Numpang Nimpang


Keindahan dinilai secara impulsif dan keindraan yang merupakan domain “akar” yang ketimpangan. Sedang, kebermanfaatan dinilai secara efektif dan rasional dalam domain “daun” yang menumpang “akar”. Dengan ilustrasi ini, pengertian “manfaat” justru menjadi tumpang-tindih dengan “merugi”, begitu pula dengan “indah”. Sehingga, menjadi manusia yang esensial selaras perlu diabstraksikan.

Ekspresi “Bunga-bunga yang indah dan buah yang bermanfaat.”, demikian itu belum tentu menjadi esensial selaras, manakala tiada keadaan inherentness.

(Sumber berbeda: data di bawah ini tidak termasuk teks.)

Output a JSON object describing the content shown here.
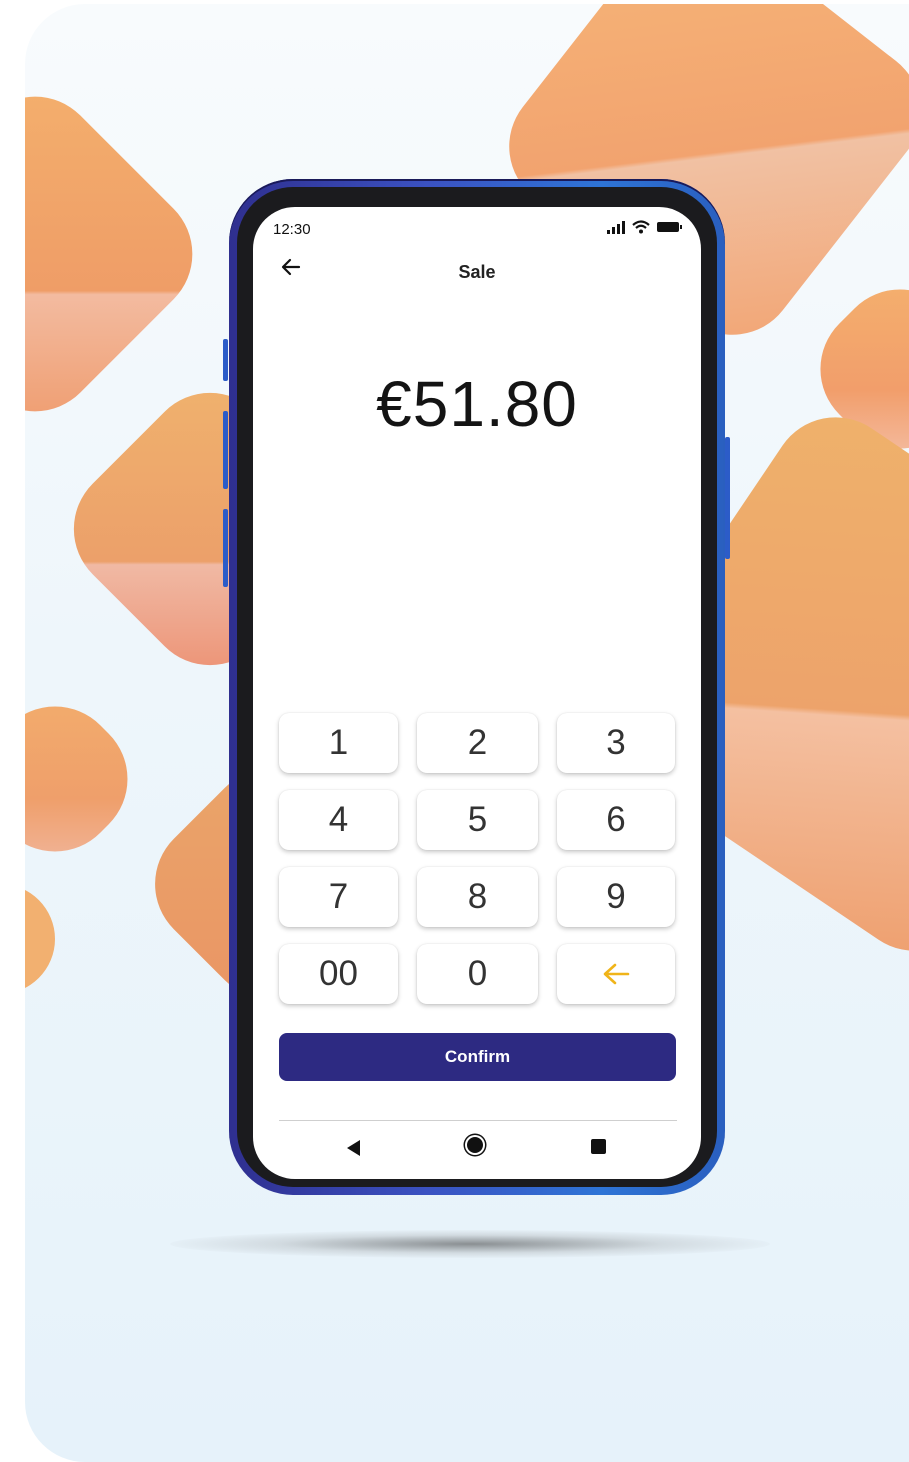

Keterlekatan ini, atau inherentness, secara linear waktu-ke-waktu mengikat dari konfigurasi korelatif antara lower-level terhadap higher-level dalam pengindraan lowest-level. Maka, suatu inherentness yang meliputi lowest-level, lower-level, dan higher-level akan terus-menerus mengalami penyelarasan baginya sendiri akibat dari intervensi yang lain. Sehingga, ketidaksesuaian nilai-nilai “manfaat” atau “indah” antara subjek yang berbeda terjadi karena ketidakselarasan salah dari tiga. Karena itu, manusia perlu interaksi dengan semesta.

Mengenal aktif diri sendiri, dengan mengawal interaktif kepada “diri” yang lain tentu tidak semudah menonton buku-buku monoton. Karena ini, suatu daun yang merupakan suatu paham, konsep, atau keyakinan tertentu niscaya tidak akan gugur, sehingga melaraskan akarnya dan berkembang indah; berbuah manfaat bilamana “batang” tumbuhan ini intensional tidak memutus sementara “air” dari akar yang memperluas daun dan segenap yang ditumpangnya. Perakaran dan dedaunan yang terus-menerus meluas niscaya merugikan segalanya yang lain. Sekalipun tidak indah jikalau sebagian akar tidak memutus, menjadi sekejap ke daun, menjadi “kerendahan hati” merupakan sebagian akarnya.